Spanning 30 years, these portraits capture a life in music. Violinist, conductor and composer Richard Tognetti AO is Artistic Director of the Australian Chamber Orchestra (ACO). Tognetti moved to Sydney at age 11 to study violin at the Conservatorium High School, and later at the Sydney Conservatorium of Music. Following further studies with Igor Ozim at the Bern Conservatory in Switzerland, where Tognetti was awarded the Tschumi Prize for outstanding graduate soloist, he returned to Australia in 1989 and, at 25, became the youngest-ever director of the ACO. As director or soloist, Tognetti has appeared with many of the world’s leading orchestras, and in 2016 was the first artist-in-residence at the Barbican Centre’s Milton Court Concert Hall. He performed the Australian premieres of Ligeti’s Violin Concerto and Lutoslawski’s Partita, and has won seven ARIA awards, including three consecutive wins for his recordings of Bach’s violin works. Tognetti created the Huntington Festival in Mudgee, and was Artistic Director of the Festival Maribor in Slovenia from 2008 to 2015. He has collaborated with performers, filmmakers and artists including Barry Humphries, Michael Leunig, Jennifer Peedom and Bill Henson, and co-composed scores for feature films, notably Peter Weir’s 2003 Master and Commander: The Far Side of the World (for which he also coached Russell Crowe for his onscreen violin playing).
Photographer Stuart Campbell built up a unique record of the Australian cultural scene in the 1980s. His portrait of Tognetti was published in the program for the Sydney Dance Company’s 1985 performance of Shimmering, for which he played violin while he was a student.

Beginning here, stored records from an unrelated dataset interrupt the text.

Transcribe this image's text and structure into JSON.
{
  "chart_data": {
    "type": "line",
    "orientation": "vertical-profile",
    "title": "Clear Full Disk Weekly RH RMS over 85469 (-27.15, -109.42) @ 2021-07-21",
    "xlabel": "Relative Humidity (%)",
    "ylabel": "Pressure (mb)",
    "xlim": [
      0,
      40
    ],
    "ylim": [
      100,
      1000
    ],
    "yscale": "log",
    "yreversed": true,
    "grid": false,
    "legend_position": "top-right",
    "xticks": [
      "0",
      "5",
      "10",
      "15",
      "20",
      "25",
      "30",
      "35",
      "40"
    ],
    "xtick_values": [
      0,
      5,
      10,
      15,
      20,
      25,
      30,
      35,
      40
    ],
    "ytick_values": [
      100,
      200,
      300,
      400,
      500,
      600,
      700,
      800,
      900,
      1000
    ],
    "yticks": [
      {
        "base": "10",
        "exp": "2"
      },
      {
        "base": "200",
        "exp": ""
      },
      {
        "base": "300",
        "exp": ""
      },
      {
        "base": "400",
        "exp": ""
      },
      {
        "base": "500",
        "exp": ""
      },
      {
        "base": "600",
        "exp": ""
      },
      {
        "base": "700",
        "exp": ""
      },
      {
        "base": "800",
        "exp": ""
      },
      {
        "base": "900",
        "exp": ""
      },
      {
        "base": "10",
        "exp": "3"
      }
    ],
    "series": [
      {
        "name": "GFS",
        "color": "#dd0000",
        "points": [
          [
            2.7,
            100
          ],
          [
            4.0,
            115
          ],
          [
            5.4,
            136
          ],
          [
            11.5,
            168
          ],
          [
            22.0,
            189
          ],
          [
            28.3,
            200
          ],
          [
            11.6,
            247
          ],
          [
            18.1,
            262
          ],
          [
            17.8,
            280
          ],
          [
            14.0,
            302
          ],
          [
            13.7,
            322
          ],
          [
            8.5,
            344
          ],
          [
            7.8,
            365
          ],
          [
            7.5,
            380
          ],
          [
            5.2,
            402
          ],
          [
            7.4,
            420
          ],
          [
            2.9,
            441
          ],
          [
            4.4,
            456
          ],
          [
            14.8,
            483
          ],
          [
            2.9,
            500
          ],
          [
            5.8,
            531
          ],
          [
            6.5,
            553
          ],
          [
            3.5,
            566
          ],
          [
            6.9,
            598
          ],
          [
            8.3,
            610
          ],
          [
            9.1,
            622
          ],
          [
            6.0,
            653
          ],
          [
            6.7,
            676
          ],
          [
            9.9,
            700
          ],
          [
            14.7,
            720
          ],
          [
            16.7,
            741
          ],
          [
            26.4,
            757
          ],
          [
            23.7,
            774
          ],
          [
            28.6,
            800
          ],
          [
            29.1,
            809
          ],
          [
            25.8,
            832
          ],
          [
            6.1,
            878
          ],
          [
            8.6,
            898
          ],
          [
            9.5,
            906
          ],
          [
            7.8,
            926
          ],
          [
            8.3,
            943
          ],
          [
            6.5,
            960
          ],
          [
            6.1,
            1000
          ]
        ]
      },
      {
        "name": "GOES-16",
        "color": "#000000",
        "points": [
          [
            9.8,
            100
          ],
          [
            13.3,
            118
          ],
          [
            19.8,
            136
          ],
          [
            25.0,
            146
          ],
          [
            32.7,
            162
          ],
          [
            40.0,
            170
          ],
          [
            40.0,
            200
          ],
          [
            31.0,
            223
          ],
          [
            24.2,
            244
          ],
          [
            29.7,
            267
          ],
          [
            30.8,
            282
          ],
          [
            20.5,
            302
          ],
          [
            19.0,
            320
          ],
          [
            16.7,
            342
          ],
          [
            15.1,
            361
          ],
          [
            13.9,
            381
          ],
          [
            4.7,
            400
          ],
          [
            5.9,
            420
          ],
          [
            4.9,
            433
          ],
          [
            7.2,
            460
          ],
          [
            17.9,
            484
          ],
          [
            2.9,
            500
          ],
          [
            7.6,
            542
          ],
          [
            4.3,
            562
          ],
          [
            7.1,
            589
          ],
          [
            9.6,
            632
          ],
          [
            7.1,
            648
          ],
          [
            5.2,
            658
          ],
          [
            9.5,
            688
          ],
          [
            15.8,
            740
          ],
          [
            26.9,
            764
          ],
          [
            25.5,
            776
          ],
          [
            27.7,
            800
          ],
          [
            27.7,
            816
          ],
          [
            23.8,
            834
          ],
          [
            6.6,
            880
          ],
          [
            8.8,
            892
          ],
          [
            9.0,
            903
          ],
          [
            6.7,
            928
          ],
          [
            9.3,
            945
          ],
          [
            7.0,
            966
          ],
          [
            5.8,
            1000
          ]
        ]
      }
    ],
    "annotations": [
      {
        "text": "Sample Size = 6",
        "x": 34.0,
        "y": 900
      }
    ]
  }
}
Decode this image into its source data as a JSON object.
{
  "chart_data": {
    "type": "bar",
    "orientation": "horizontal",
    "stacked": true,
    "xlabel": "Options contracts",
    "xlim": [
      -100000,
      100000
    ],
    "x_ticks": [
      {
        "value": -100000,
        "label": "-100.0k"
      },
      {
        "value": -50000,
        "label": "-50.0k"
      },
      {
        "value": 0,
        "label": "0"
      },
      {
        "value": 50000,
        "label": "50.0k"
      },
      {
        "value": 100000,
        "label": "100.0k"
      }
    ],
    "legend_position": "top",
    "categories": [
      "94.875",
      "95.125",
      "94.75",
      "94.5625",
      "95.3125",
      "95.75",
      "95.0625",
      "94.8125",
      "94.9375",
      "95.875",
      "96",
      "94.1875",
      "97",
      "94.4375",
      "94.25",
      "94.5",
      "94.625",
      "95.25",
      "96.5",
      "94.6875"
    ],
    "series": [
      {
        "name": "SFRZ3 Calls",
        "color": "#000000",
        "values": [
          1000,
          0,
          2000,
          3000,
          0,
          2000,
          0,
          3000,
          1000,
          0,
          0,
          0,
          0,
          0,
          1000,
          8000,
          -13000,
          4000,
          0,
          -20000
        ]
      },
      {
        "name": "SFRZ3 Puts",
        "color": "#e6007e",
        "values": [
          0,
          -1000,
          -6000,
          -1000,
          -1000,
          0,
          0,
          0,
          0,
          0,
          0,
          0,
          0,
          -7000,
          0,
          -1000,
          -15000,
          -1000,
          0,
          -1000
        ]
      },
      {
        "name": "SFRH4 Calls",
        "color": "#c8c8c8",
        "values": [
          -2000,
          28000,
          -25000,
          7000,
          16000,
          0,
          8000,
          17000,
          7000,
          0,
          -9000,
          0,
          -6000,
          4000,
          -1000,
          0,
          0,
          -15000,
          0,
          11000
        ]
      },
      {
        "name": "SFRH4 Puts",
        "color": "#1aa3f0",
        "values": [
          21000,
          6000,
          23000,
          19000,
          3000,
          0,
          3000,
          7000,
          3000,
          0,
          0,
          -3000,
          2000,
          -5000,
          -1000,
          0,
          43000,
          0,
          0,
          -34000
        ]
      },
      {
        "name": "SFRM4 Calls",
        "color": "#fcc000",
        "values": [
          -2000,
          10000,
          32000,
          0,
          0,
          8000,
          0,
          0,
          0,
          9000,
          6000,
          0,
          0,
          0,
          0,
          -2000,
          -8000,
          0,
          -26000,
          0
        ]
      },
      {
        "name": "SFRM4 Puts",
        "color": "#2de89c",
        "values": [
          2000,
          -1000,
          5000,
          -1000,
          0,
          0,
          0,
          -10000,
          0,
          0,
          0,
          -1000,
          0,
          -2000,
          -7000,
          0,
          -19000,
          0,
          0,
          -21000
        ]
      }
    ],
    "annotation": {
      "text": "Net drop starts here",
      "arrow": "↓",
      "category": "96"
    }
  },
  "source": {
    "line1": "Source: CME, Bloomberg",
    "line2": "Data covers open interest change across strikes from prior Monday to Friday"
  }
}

Inspired by imaginary worlds, Louise Hearman’s paintings often express a sense of transience. As she noted of Tognetti’s portrait, painted in 2018: ‘How do you condense a brilliant frenetic being, who unfolds in time, into a single image that exists in the present? Richard is a field of energy and I have tried to nail down particles that look like they belong to him.’